The output for 10 batches is 10 expected energies of the Hamiltonian H. All 10 expectations are estimated from 1 shot.
That is, we have,
\{<H>_1, <H>_2, ..., <H>_{10}\}.
Next, I create a cost function like so
cost = \sum_{i=1}^{10} <H>_i.
As you claimed this is differentiable.
The fundamental problem with this is that it takes orders of magnitude more time to evaluate. Let’s say I do 100000 batches (each batch is one shot). Then the autograd should differentiate a sum which contains 100000 differentiable terms.

Just to conclude, there are two problems:

  1. ExpValCost has strange output when batch shots are used.
  2. Even if 1. is not the case, the differentiation with batch shots is extremely slow compared to just differentiation of a cost function which uses expValCost with NO batch shots.

I still need a differentiable circuit which can do sampling then process sampling for producing some biased estimates.

samples = qml.sample(Operator)
return compute_biased_average(samples)

Here is the code which shows that expValCost produces 4 terms instead of Hamiltonian energies:

objective_hamiltonian = qml.Hamiltonian([1,1,1,1], [qml.PauliZ(0), qml.PauliZ(1), qml.PauliZ(2), qml.PauliZ(3)])

def ansatz(params, wires, depth, h_objective_coeffs, **kwargs):
    params = params.reshape((depth, 2))
    # Initial state
    qml.BasisState(np.array([0]*num_qubits, requires_grad=False), wires=wires)
    # Add Hadamard gates
    for i in wires:

num_qubits = 4      
num_shots = 10000
# Use batch shots for differentiability
dev = qml.device('default.qubit', wires=num_qubits, shots=[1,num_shots])

depth = 1
penalty = 2

ansatz_settings = {
    "h_objective_coeffs": objective_hamiltonian.coeffs,
    "wires": dev.wires,
    "depth": depth

ansatz = partial(ansatz, **ansatz_settings)

objective_cost_fn = qml.ExpvalCost(ansatz, objective_hamiltonian, dev, optimize=True)

params = np.zeros((1,2))

Hi @Einar_Gabbassov.
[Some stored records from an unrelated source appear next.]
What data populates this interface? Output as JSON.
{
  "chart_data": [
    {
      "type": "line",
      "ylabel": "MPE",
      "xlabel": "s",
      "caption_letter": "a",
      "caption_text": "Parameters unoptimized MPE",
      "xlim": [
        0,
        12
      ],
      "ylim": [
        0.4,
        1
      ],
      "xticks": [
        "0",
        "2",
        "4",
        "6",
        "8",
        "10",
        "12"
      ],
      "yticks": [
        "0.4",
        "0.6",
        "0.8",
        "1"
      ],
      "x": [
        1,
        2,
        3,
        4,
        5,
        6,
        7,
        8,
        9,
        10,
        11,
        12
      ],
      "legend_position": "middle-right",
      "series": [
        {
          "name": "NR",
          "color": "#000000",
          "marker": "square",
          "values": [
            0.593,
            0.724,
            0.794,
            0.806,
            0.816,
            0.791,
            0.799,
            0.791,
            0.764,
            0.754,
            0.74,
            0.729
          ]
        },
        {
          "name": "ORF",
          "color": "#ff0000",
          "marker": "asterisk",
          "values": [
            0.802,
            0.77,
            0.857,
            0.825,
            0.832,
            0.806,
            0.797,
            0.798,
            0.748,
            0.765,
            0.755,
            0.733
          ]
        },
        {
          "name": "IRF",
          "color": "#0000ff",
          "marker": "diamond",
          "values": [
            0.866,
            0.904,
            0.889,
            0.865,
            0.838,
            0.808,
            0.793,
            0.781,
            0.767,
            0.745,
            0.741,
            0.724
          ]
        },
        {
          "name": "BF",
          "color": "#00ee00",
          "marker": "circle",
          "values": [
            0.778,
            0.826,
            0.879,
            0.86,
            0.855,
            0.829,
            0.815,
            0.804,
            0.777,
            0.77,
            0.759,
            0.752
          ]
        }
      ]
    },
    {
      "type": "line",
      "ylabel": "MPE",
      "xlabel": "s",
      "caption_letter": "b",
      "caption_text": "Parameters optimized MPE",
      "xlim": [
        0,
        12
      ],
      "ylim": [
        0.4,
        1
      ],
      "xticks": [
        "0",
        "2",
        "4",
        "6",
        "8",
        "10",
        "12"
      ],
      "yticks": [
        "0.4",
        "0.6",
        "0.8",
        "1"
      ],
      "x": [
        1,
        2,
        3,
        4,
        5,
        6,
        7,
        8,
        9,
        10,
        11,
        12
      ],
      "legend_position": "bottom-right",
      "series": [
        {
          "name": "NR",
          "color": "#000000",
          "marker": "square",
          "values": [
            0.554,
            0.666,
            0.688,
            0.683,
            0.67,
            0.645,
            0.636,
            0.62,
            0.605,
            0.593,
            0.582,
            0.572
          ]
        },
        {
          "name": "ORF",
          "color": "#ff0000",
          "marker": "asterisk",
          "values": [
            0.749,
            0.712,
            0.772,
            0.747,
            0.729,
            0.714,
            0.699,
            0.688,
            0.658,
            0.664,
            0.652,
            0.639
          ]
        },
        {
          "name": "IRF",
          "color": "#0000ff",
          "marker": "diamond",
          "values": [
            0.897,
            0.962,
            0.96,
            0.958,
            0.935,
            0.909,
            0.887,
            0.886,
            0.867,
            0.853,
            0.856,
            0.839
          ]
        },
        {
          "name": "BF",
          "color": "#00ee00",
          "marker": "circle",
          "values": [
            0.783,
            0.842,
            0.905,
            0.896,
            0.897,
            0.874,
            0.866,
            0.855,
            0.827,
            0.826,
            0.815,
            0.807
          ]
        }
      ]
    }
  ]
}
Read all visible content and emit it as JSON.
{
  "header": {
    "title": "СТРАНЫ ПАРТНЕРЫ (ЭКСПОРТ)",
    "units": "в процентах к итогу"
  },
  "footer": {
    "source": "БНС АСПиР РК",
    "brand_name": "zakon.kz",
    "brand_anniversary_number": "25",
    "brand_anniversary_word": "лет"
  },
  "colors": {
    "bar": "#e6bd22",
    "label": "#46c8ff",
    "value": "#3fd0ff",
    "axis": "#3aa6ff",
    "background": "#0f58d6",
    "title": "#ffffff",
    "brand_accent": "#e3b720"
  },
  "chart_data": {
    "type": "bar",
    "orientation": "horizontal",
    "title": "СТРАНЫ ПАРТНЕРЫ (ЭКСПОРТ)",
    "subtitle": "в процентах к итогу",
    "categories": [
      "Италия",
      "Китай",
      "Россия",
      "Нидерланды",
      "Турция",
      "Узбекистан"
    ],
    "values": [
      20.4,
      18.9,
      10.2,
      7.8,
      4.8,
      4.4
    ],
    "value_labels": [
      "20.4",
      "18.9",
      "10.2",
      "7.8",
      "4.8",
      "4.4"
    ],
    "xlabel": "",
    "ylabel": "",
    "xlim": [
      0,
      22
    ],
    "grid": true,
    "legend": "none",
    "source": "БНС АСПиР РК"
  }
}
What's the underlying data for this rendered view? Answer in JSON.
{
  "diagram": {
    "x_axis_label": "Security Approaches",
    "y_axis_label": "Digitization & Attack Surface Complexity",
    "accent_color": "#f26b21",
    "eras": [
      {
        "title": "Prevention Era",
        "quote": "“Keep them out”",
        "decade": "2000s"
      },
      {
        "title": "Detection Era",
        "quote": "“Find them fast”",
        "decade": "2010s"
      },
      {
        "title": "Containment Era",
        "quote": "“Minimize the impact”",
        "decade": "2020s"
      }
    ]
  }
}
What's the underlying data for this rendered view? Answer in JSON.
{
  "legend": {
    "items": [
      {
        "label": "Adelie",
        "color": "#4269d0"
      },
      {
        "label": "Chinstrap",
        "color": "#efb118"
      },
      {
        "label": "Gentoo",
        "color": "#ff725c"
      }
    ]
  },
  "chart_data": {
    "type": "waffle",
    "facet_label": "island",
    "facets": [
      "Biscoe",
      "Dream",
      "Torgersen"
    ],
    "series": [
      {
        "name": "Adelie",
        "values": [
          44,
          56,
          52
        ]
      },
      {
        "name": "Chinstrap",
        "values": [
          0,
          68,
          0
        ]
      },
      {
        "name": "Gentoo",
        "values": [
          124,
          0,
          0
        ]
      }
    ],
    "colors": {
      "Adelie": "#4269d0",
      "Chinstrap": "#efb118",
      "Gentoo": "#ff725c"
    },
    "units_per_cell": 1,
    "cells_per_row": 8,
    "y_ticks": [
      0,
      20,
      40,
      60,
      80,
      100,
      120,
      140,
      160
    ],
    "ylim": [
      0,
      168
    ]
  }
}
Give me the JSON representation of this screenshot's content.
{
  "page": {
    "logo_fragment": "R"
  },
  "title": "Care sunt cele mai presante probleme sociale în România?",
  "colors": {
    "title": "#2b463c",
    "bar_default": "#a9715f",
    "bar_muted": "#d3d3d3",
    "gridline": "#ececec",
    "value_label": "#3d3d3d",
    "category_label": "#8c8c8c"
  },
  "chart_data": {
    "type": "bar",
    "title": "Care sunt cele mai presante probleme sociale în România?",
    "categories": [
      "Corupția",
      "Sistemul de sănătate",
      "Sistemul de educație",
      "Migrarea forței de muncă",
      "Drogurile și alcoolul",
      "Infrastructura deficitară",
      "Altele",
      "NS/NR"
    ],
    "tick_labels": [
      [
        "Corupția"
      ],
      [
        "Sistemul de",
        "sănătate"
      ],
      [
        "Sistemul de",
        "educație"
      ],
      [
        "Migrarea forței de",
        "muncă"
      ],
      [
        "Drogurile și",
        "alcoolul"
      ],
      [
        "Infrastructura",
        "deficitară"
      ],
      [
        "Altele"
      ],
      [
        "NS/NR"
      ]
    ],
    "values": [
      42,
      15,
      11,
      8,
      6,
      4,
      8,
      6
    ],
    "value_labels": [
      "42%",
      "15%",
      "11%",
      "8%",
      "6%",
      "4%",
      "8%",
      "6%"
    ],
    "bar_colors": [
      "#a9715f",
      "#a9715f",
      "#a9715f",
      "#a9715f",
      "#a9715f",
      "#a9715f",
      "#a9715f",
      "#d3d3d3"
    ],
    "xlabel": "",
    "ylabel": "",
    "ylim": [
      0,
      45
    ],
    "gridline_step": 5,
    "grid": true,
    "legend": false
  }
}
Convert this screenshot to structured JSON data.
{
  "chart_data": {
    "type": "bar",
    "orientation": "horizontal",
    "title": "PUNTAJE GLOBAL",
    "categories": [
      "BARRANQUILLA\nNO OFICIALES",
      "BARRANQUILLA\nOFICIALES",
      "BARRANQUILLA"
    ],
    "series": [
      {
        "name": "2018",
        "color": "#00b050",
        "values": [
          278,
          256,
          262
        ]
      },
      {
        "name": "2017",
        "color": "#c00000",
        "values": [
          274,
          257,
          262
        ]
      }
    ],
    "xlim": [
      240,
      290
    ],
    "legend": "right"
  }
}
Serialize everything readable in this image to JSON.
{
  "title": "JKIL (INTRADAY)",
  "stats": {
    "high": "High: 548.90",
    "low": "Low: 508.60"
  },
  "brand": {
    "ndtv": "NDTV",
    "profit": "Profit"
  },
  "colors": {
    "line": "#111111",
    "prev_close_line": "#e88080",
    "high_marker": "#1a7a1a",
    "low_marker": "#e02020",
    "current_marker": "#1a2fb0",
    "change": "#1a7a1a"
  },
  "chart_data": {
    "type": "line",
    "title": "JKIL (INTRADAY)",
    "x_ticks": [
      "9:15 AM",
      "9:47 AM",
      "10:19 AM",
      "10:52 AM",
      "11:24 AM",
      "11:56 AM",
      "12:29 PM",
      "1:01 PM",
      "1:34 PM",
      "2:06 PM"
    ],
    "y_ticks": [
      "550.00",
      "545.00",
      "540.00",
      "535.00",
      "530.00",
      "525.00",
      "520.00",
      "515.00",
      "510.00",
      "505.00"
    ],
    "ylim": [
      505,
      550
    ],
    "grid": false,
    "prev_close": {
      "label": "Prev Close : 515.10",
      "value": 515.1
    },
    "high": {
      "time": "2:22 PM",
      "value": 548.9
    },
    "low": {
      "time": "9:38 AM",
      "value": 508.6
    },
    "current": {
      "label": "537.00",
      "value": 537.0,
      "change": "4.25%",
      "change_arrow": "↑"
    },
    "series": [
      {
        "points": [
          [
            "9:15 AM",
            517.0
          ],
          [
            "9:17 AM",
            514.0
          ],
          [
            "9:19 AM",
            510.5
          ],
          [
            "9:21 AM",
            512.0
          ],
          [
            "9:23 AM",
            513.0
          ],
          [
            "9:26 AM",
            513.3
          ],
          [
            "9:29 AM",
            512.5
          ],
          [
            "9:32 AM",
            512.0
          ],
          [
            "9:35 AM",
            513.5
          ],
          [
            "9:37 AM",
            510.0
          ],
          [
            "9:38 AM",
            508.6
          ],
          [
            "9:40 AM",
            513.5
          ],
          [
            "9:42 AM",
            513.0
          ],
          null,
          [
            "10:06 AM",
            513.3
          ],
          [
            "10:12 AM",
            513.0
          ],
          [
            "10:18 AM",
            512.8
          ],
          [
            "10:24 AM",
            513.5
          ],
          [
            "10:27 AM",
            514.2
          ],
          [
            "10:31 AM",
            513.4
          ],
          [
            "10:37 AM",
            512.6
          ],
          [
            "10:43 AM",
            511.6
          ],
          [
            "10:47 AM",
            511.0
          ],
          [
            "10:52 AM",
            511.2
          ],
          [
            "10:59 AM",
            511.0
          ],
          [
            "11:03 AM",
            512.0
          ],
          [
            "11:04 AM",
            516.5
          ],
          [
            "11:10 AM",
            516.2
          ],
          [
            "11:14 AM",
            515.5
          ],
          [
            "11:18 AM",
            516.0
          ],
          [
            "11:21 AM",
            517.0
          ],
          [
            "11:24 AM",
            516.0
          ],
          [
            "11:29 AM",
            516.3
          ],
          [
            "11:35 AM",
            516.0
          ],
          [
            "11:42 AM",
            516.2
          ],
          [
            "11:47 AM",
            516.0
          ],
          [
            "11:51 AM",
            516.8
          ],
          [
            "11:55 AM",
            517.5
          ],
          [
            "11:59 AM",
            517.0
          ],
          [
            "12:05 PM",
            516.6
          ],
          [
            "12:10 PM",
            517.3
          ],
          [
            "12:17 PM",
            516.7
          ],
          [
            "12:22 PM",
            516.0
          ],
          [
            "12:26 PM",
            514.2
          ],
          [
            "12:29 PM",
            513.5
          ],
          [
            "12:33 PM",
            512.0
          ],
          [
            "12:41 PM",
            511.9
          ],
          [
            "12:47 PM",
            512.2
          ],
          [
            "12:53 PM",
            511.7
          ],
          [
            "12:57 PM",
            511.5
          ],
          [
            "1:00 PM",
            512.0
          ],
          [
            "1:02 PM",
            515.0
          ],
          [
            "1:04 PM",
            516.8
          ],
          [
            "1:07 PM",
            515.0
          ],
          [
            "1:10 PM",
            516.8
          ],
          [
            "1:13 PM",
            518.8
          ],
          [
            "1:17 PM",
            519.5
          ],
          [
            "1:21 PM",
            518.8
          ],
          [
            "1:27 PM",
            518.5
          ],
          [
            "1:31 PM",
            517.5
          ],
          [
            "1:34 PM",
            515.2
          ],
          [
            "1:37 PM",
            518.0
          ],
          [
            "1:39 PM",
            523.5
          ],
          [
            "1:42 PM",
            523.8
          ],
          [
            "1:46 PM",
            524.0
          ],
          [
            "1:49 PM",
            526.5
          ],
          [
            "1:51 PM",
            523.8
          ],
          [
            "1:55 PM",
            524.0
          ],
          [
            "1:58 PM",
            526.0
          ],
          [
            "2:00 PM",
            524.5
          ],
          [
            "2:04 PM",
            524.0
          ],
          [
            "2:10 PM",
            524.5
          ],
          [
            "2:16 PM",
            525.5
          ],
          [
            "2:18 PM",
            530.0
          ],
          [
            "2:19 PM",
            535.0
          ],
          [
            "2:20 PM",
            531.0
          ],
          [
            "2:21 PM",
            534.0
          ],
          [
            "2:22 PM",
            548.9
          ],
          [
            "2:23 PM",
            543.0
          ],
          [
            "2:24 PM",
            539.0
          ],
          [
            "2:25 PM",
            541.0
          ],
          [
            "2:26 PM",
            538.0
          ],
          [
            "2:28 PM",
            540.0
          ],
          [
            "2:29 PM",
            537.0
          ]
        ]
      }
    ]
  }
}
It seems that using optimize=True, which enables separating the Hamiltonian observable terms into qubit-wise commuting groups, causes the issue with shot-batching. You can disable the grouping by using optimize=False which might slightly slow down your simulations depending on the Hamiltonian used.

Please note that we are working on a functionality that supports using expval(H) directly and after having that functionality implemented in PennyLane, ExpvalCost will be very likely deprecated. Please let us know if you have any other questions. Thanks.

hi @sjahangiri
Thanks for the reply. Unfortunately, this workaround is quite costly as it will lead to too many measurements during gradient descent. I would still report this as a bug.

Importantly, my original question is still open. I’m trying to get a differentiable circuit which can use custom expval. As I mentioned before, besides the bug, the batch shots give extremely slow computation.

Could you guys please help me with this?

Just as a refresher, here is what I would like to have in a differentiable circuit body:

samples = qml.sample(Operator)
return compute_biased_average(samples)

Hey @Einar_Gabbassov,

Thanks for pointing out this issue, we have posted a bug report here.

I also agree with what you are saying about the shot batching approach for biasing the expectation value, i.e., that it presents a bottleneck for gradient calculations as you increase the number of samples. I’m not sure what the best approach is here. Perhaps you can work directly with the output probability distribution of the circuit using qml.probs (possibly in multiple bases), rather than accessing samples.

Dear Tom,
I just wanted to know if shot batching provides any computational speed up over a for loop on user’s side. If yes, i could be tempted to look into the issue. Thanks

Hi @Oriel,

Thanks for your question!

There should indeed be an advantage, namely that we “draw samples” once and then distribute the statistics.

A shot batch of the form shots=[100, 200, 5] will send a single job of size 305 shots to be executed, and then partition the results as the shot vector specifies.

Alternatively, having a for loop over separate executions, each of size 100, 200, 5 , will result in 3 jobs being submitted to the remote server.

Would you be interested in having a deeper look at how to directly work with the output probability distribution of the circuit using qml.probs, as Tom suggested?